Diarrhoea – Approach to the Colonic Biopsy

Approach:

  • 1) Crypt Architecture – budding, crypt fission, mucin depletion
  • 2) Inflammatory cell gradient
  • 3) Increased inflammatory cells in the lamina propria
  • 4) Evidence of active inflammation – Cryptitis, Crypt abscesses
  • 5) Specific features – granulomas
  • 6) Evidence of dysplasia or malignancy

Specific Conditions:

Crohn’s disease – Bx – Patchy active chronic inflammation with cryptitis, crypt abscesses and granulomas. Resections – Transmural inflammation with fissuring ulceration and fistulae. Thickening of the muscularis mucosae. Narrow fibrotic submucosa. Ulcer associated cell lineage (Pseudopyloric metaplasia). Neural hyperplasia. Crohn’s rosary pattern lymphoid aggregates. On macro – prominent fat wrapping, thickened bowel wall, skip lesions, stricture formation, cobblestoned mucosa, ulceration.

Ulcerative colitis – Bx diffuse active chronic inflammation with cryptitis & crypt abscesses typically confluent continuous disease extending proximally. Crypt distortion, paneth cell metaplasia (paneth cells are normally present only in the caecum & proximal right colon), diffuse mucosal inflammation, crypt abscesses, mucin depletion, mucosal ulceration.

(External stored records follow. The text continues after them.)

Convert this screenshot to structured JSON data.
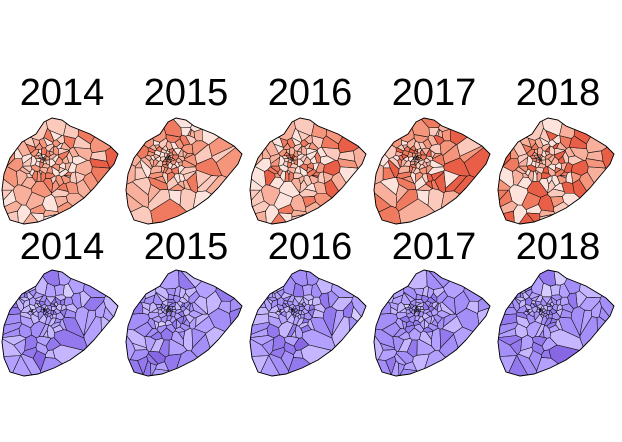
{
  "rows": [
    {
      "name": "red",
      "palette": [
        "#fde3dc",
        "#fbcabc",
        "#f8b09c",
        "#f4957c",
        "#ef7a60",
        "#e85e47"
      ],
      "panels": [
        {
          "year": "2014",
          "seed": 11
        },
        {
          "year": "2015",
          "seed": 23
        },
        {
          "year": "2016",
          "seed": 37
        },
        {
          "year": "2017",
          "seed": 41
        },
        {
          "year": "2018",
          "seed": 53
        }
      ]
    },
    {
      "name": "purple",
      "palette": [
        "#d7ccff",
        "#c5b6ff",
        "#b3a0ff",
        "#a48ef8",
        "#9479ee",
        "#8767e3"
      ],
      "panels": [
        {
          "year": "2014",
          "seed": 61
        },
        {
          "year": "2015",
          "seed": 71
        },
        {
          "year": "2016",
          "seed": 83
        },
        {
          "year": "2017",
          "seed": 97
        },
        {
          "year": "2018",
          "seed": 101
        }
      ]
    }
  ]
}
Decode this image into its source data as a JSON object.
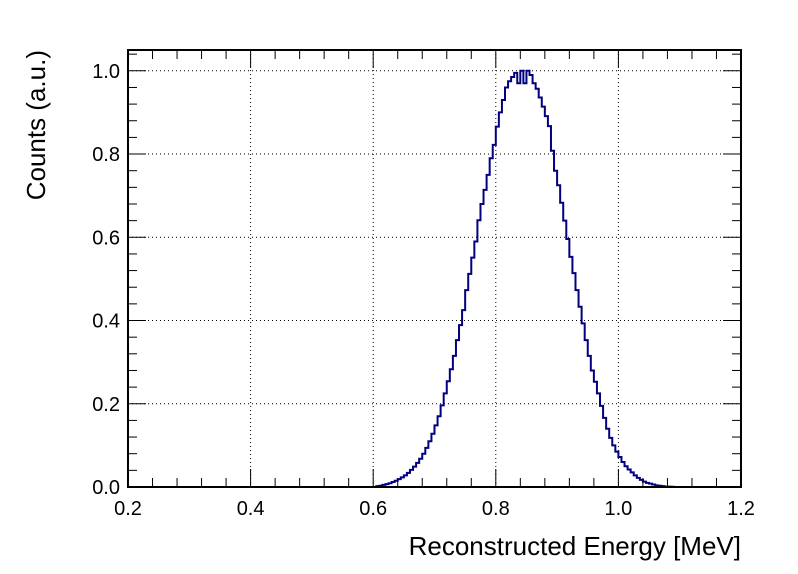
{
  "chart_data": {
    "type": "histogram-step",
    "xlabel": "Reconstructed Energy [MeV]",
    "ylabel": "Counts (a.u.)",
    "xlim": [
      0.2,
      1.2
    ],
    "ylim": [
      0.0,
      1.05
    ],
    "x_ticks": [
      0.2,
      0.4,
      0.6,
      0.8,
      1.0,
      1.2
    ],
    "x_tick_labels": [
      "0.2",
      "0.4",
      "0.6",
      "0.8",
      "1.0",
      "1.2"
    ],
    "y_ticks": [
      0.0,
      0.2,
      0.4,
      0.6,
      0.8,
      1.0
    ],
    "y_tick_labels": [
      "0.0",
      "0.2",
      "0.4",
      "0.6",
      "0.8",
      "1.0"
    ],
    "grid": true,
    "line_color": "#000080",
    "series": [
      {
        "bin_width": 0.005,
        "bin_edges_start": 0.6,
        "values": [
          0.0,
          0.002,
          0.003,
          0.005,
          0.007,
          0.009,
          0.012,
          0.015,
          0.019,
          0.023,
          0.028,
          0.034,
          0.041,
          0.049,
          0.058,
          0.068,
          0.08,
          0.094,
          0.11,
          0.128,
          0.148,
          0.17,
          0.196,
          0.225,
          0.254,
          0.283,
          0.315,
          0.353,
          0.389,
          0.425,
          0.473,
          0.512,
          0.551,
          0.59,
          0.641,
          0.68,
          0.714,
          0.75,
          0.79,
          0.822,
          0.866,
          0.9,
          0.93,
          0.96,
          0.975,
          0.985,
          0.995,
          0.97,
          1.0,
          0.97,
          1.0,
          0.99,
          0.97,
          0.957,
          0.936,
          0.914,
          0.891,
          0.867,
          0.808,
          0.76,
          0.725,
          0.683,
          0.64,
          0.596,
          0.553,
          0.514,
          0.473,
          0.433,
          0.393,
          0.353,
          0.315,
          0.28,
          0.253,
          0.225,
          0.195,
          0.166,
          0.14,
          0.118,
          0.1,
          0.085,
          0.072,
          0.06,
          0.05,
          0.042,
          0.035,
          0.028,
          0.022,
          0.017,
          0.013,
          0.01,
          0.008,
          0.006,
          0.004,
          0.003,
          0.002,
          0.001,
          0.001,
          0.0005,
          0.0
        ]
      }
    ]
  }
}
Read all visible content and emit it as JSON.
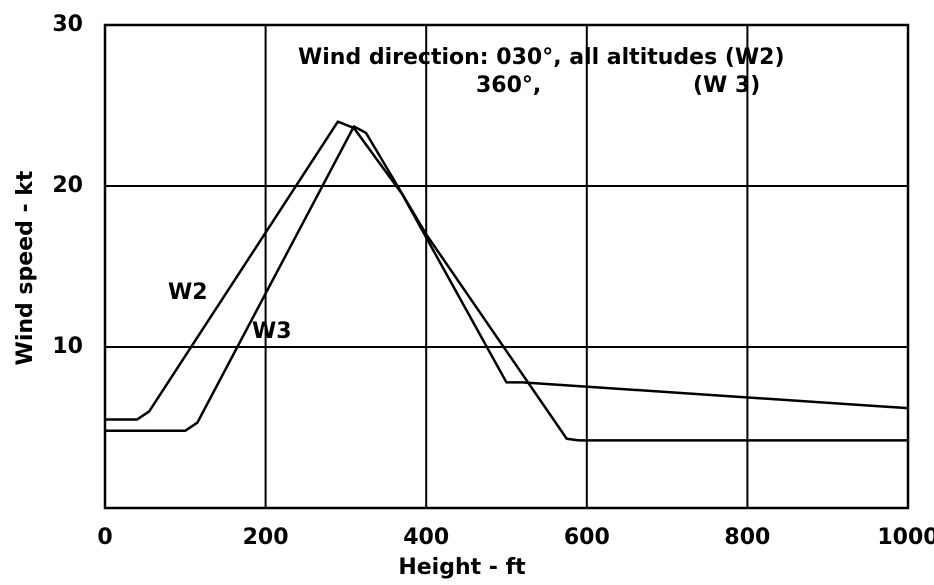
{
  "chart_data": {
    "type": "line",
    "xlabel": "Height - ft",
    "ylabel": "Wind speed  -  kt",
    "annotations": [
      "Wind direction: 030°, all altitudes (W2)",
      "360°,",
      "(W 3)"
    ],
    "series": [
      {
        "name": "W2",
        "color": "#000000",
        "x": [
          0,
          40,
          55,
          290,
          310,
          370,
          420,
          500,
          520,
          1000
        ],
        "values": [
          5.5,
          5.5,
          6,
          24,
          23.6,
          19.5,
          15,
          7.8,
          7.8,
          6.2
        ]
      },
      {
        "name": "W3",
        "color": "#000000",
        "x": [
          0,
          100,
          115,
          310,
          325,
          400,
          575,
          590,
          1000
        ],
        "values": [
          4.8,
          4.8,
          5.3,
          23.7,
          23.3,
          17,
          4.3,
          4.2,
          4.2
        ]
      }
    ],
    "xlim": [
      0,
      1000
    ],
    "xticks": [
      0,
      200,
      400,
      600,
      800,
      1000
    ],
    "ylim": [
      0,
      30
    ],
    "yticks": [
      10,
      20,
      30
    ],
    "grid": true
  }
}
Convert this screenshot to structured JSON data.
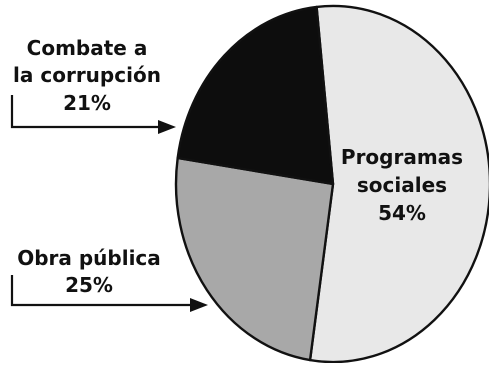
{
  "chart_data": {
    "type": "pie",
    "slices": [
      {
        "label_lines": [
          "Programas",
          "sociales"
        ],
        "pct_label": "54%",
        "value": 54,
        "color": "#e8e8e8"
      },
      {
        "label_lines": [
          "Obra pública"
        ],
        "pct_label": "25%",
        "value": 25,
        "color": "#a8a8a8"
      },
      {
        "label_lines": [
          "Combate a",
          "la corrupción"
        ],
        "pct_label": "21%",
        "value": 21,
        "color": "#0d0d0d"
      }
    ]
  }
}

There may be rectal sparing with those treated with steroids. Resections – Diffuse mucosal ulceration with pseudopolyps. Sometimes toxic megacolon. Normal serosa & normal bowel thickness. Isolated appendiceal involvement & caecal patch are well described in UC.

Infectious colitis: Focal active chronic inflammation with cryptitis & crypt abscesses. Acute on set & short duration (although TB, yersinia & salmonella can occur for months). Classically differentiating factors from IBD include – preserved crypt architecture, no paneth cell metaplasia, flat surface epithelium, predominantly superficial inflammation, no basal lymphoid aggregates, no granulomas

Lymphocytic colitis: Shows an increase in the chronic inflammatory cells of the lamina propria and intraepithelial lymphocytosis. > 15/100 epithelial cells.

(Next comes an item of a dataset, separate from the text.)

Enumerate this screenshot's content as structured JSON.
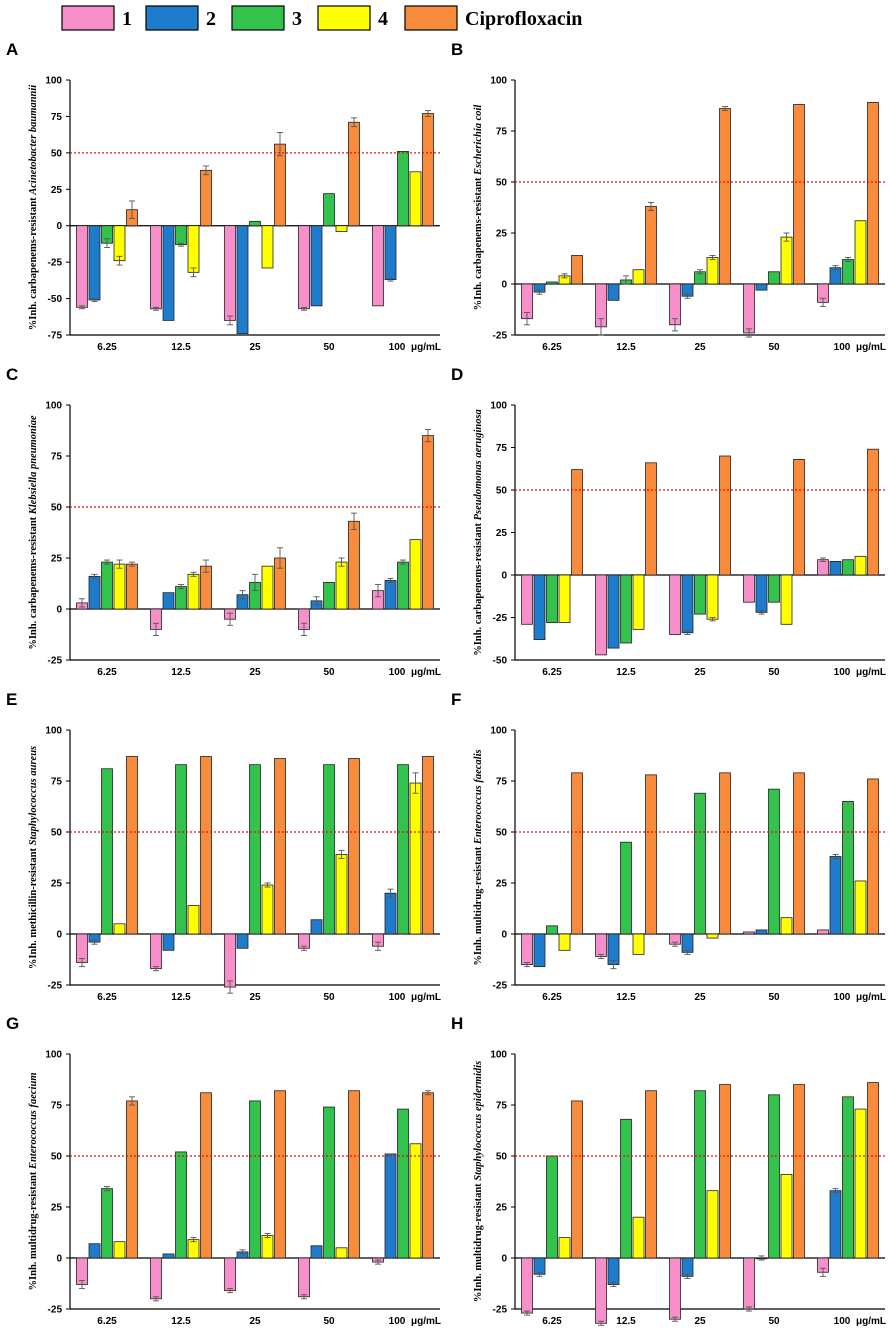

Collagenous colitis: Increased subepithelial collagen plate (>15 microm thick), subepithelial vacuoles, and surface epithelial sloughing. Picrosirius red stain for collagen.

Pseudomembranous colitis: Classically eruptive acute inflammatory exudate is seen on surface of intact inflamed mucosa. Paint splatter like macro.

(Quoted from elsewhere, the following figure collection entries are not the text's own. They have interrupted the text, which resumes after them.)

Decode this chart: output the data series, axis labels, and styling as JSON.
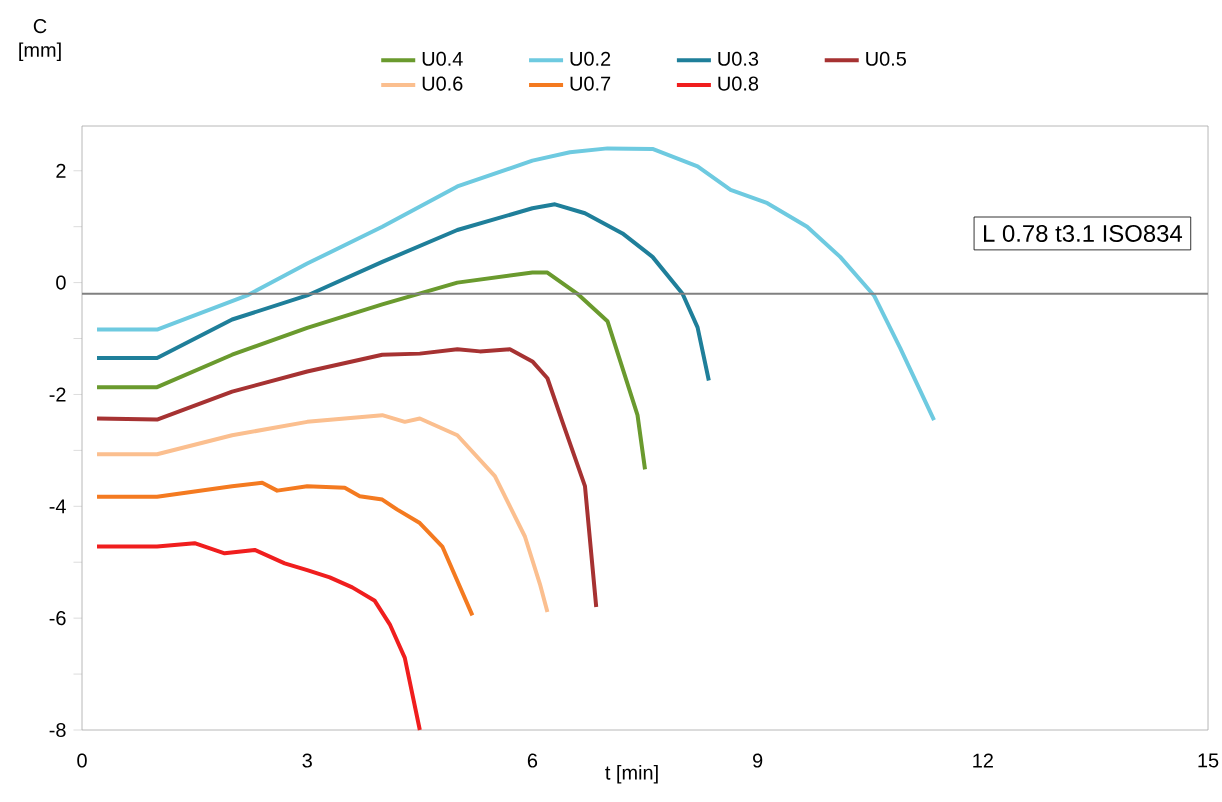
{
  "chart_data": {
    "type": "line",
    "xlabel": "t [min]",
    "ylabel": "C [mm]",
    "xlim": [
      0,
      15
    ],
    "xticks": [
      0,
      3,
      6,
      9,
      12,
      15
    ],
    "ylim": [
      -8,
      2.8
    ],
    "yticks": [
      -8,
      {
        "value": -7,
        "label": null
      },
      -6,
      {
        "value": -5,
        "label": null
      },
      -4,
      {
        "value": -3,
        "label": null
      },
      -2,
      {
        "value": -1,
        "label": null
      },
      0,
      {
        "value": 1,
        "label": null
      },
      2
    ],
    "legend": "top",
    "marker": "none",
    "line_style": "solid",
    "grid": false,
    "ref_lines": [
      {
        "axis": "y",
        "value": -0.2,
        "color": "#808080"
      }
    ],
    "annotations": [
      "L 0.78 t3.1 ISO834"
    ],
    "series": [
      {
        "name": "U0.4",
        "color": "#6a9a2e",
        "x": [
          0.2,
          1,
          2,
          3,
          4,
          5,
          6,
          6.2,
          6.6,
          7,
          7.2,
          7.4,
          7.5
        ],
        "values": [
          -1.87,
          -1.87,
          -1.29,
          -0.81,
          -0.39,
          0,
          0.18,
          0.18,
          -0.2,
          -0.69,
          -1.53,
          -2.37,
          -3.34
        ]
      },
      {
        "name": "U0.2",
        "color": "#6ecae0",
        "x": [
          0.2,
          1,
          2.2,
          3,
          4,
          5,
          6,
          6.5,
          7,
          7.6,
          8.2,
          8.64,
          9.13,
          9.66,
          10.1,
          10.55,
          10.9,
          11.35
        ],
        "values": [
          -0.84,
          -0.84,
          -0.23,
          0.34,
          1.0,
          1.72,
          2.18,
          2.33,
          2.4,
          2.39,
          2.08,
          1.66,
          1.42,
          1.0,
          0.46,
          -0.23,
          -1.17,
          -2.46
        ]
      },
      {
        "name": "U0.3",
        "color": "#1f7f9a",
        "x": [
          0.2,
          1,
          2,
          3,
          4,
          5,
          6,
          6.3,
          6.7,
          7.2,
          7.6,
          8,
          8.2,
          8.35
        ],
        "values": [
          -1.35,
          -1.35,
          -0.66,
          -0.23,
          0.37,
          0.94,
          1.33,
          1.4,
          1.24,
          0.88,
          0.46,
          -0.2,
          -0.8,
          -1.75
        ]
      },
      {
        "name": "U0.5",
        "color": "#a63232",
        "x": [
          0.2,
          1,
          2,
          3,
          4,
          4.5,
          5,
          5.3,
          5.7,
          6,
          6.2,
          6.4,
          6.7,
          6.85
        ],
        "values": [
          -2.43,
          -2.45,
          -1.95,
          -1.59,
          -1.29,
          -1.27,
          -1.19,
          -1.23,
          -1.19,
          -1.41,
          -1.71,
          -2.49,
          -3.64,
          -5.8
        ]
      },
      {
        "name": "U0.6",
        "color": "#fbbf8f",
        "x": [
          0.2,
          1,
          2,
          3,
          3.5,
          4,
          4.3,
          4.5,
          5,
          5.5,
          5.9,
          6.1,
          6.2
        ],
        "values": [
          -3.07,
          -3.07,
          -2.73,
          -2.49,
          -2.43,
          -2.37,
          -2.49,
          -2.43,
          -2.73,
          -3.46,
          -4.54,
          -5.39,
          -5.89
        ]
      },
      {
        "name": "U0.7",
        "color": "#f47a20",
        "x": [
          0.2,
          1,
          2,
          2.4,
          2.6,
          3,
          3.5,
          3.7,
          4,
          4.2,
          4.5,
          4.8,
          5.2
        ],
        "values": [
          -3.83,
          -3.83,
          -3.64,
          -3.58,
          -3.72,
          -3.64,
          -3.67,
          -3.82,
          -3.88,
          -4.06,
          -4.3,
          -4.72,
          -5.95
        ]
      },
      {
        "name": "U0.8",
        "color": "#f01e1e",
        "x": [
          0.2,
          1,
          1.5,
          1.9,
          2.3,
          2.7,
          3,
          3.3,
          3.6,
          3.9,
          4.1,
          4.3,
          4.5
        ],
        "values": [
          -4.72,
          -4.72,
          -4.66,
          -4.84,
          -4.78,
          -5.02,
          -5.14,
          -5.27,
          -5.45,
          -5.69,
          -6.11,
          -6.71,
          -8.0
        ]
      }
    ]
  }
}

Ischaemic colitis: showing coagulative necrosis, mild acute inflammation, and karyorrhectic debris involving the surface with relative preservation of the deep crypt. Especially in the watershed area between supply of the superior mesenteric to midgut and inferior mesenteric to the hind gut in splenic flexure area.

CMV infection: Infected stromal cells with cytomegaly, cytoplasmic inclusions, and prominent intranuclear inclusions with surrounding halo (Cowdry type A). Immunocomprimised. Variable, often discrete, ulcers affecting the esophagus, stomach, or intestines. CMV stain.

Mucosal Prolapse Syndromes (solitary rectal ulcer) : History of constipation, passage of blood or mucus per rectum. There is architectural distortion accompanied by fibromuscular obliteration of the lamina propria with capillary ectasia.

Radiation Colitis: Atypical fibroblasts.

Graft vs Host Disease: Numerous apoptotic bodies. Diarrhoea and abdo pain post bone marrow transplant.

Organisms: Amaebiasis, Enterobius, Microsporidia

References:

Differential diagnosis in Surgical Pathology. Gattuso et al.

Morson & Dawson’s Gastrointestinal Pathology. 4th ed.